The following morning was more ceremonial. A number of government ministers gave formal statements supporting the consensus version of what we were all now calling the Nairobi Statement and Guiding Principles (final
PDF version of the text available here). The Danish minister chaired this process. Steiner spoke again. The U.S. representative managed to show up after lunch, giving a flacid statement out of context with everything else said. And then a series of non-ministerial groups began delivering their statements.

These groups were a mix of intergovernmental groups such as the Nile and
Mekong river commissions, the World Health Organization, and the World Meteorological Organization, as well as non-governmental organizations (or civil-society organizations, depending on your reference term). My group (WWF) was in this category, as well as IUCN, SIWI, and IISD. The Danes had asked me to provide a strong focusing statement for the end, so I spoke last of this mixed group. My statement is available here. I was pleased to make the Danish minister laugh a little.

Following my talk, the Danes gave a ceremonial award to Steiner on behalf of UNEP’s efforts on climate adaptation. Steiner was pretty surprised to be confronted with a burning torch, and he seemed relieved to pass the torch (quite literally) to an assistant who could put out the large flame quietly in the hallway. The formal meeting was over and we began to say goodbye.

What happens next? The December meeting is preceded by a series of meetings in Bonn, Germany, that are intended to refine the agenda for CoP15. The second of these meetings occurs in early June, where the Danes creating a spearhead group of water organizations to forge a set of water-sector adaptation principles, built at least in part on the
set that I put together with a colleague. As well as principles produced by IWA/UNESCO-IHE and GPPN.

There is a strong hope that we can achieve two major goals in December in the small space not covered by climate mitigation and adaptation finance. First, we hope to have the UNFCCC acknowledge that the water sector will be the primary instrument of human climate adaptation. Second, we want to have our Nairobi Guiding Principles be adopted as a formal aspect of the UNFCCC. These are modest goals, but I hope they will help us begin to move beyond Copenhagen and begin to support project-based climate adaptation work more widely.

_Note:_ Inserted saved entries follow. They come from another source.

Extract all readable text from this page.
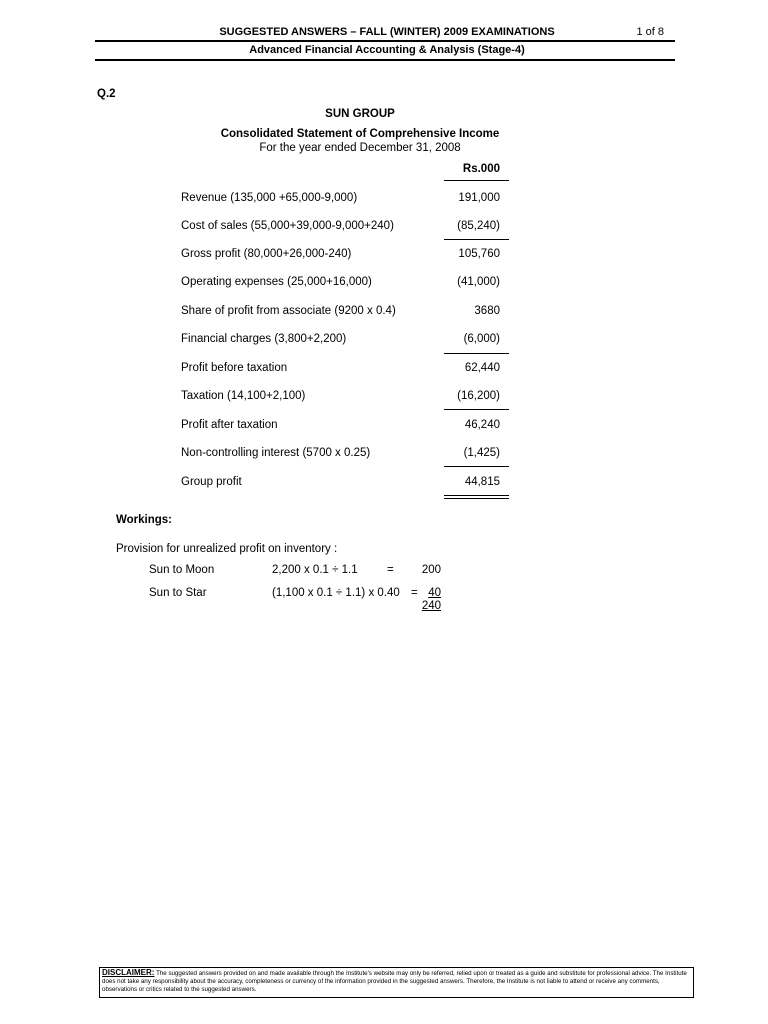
SUGGESTED ANSWERS – FALL (WINTER) 2009 EXAMINATIONS	1 of 8
Advanced Financial Accounting & Analysis (Stage-4)
Q.2
SUN GROUP
Consolidated Statement of Comprehensive Income
For the year ended December 31, 2008
Rs.000
Revenue (135,000 +65,000-9,000)	191,000
Cost of sales (55,000+39,000-9,000+240)	(85,240)
Gross profit (80,000+26,000-240)	105,760
Operating expenses (25,000+16,000)	(41,000)
Share of profit from associate (9200 x 0.4)	3680
Financial charges (3,800+2,200)	(6,000)
Profit before taxation	62,440
Taxation (14,100+2,100)	(16,200)
Profit after taxation	46,240
Non-controlling interest (5700 x 0.25)	(1,425)
Group profit	44,815
Workings:
Provision for unrealized profit on inventory :
Sun to Moon	2,200 x 0.1 ÷ 1.1	= 200
Sun to Star	(1,100 x 0.1 ÷ 1.1) x 0.40 = 40
240
DISCLAIMER: The suggested answers provided on and made available through the Institute's website may only be referred, relied upon or treated as a guide and substitute for professional advice. The Institute does not take any responsibility about the accuracy, completeness or currency of the information provided in the suggested answers. Therefore, the Institute is not liable to attend or receive any comments, observations or critics related to the suggested answers.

I walked to the entrance of the UN compound, texting my driver that I was ready to go back to the hotel. I stood in the sun late on a Friday afternoon, watching the UN’s staff leave work for the weekend. Watching people stroll to their cars, I thought about the brutal beginning to my trip — seeing a poor man die in the road in front of me. I thought about a city of two million people halfway through its rainy season and already experiencing water rationing from its second year of severe drought. And of the millions of even poorer people a little to the north — Sudan, Somalia, and Ethiopia — confronting extreme, life-threatening water shortages already. A shower suddenly started through sun. The air suddenly smelled cleaner as people waiting for their rides pushed up against me under the eaves. The high clouds and big sky suddenly reminded me of my native Texas, which is experiencing its worst drought in more than half a century. In spite of the grim thoughts, the sky was so beautiful... I hoped we had done something helpful here.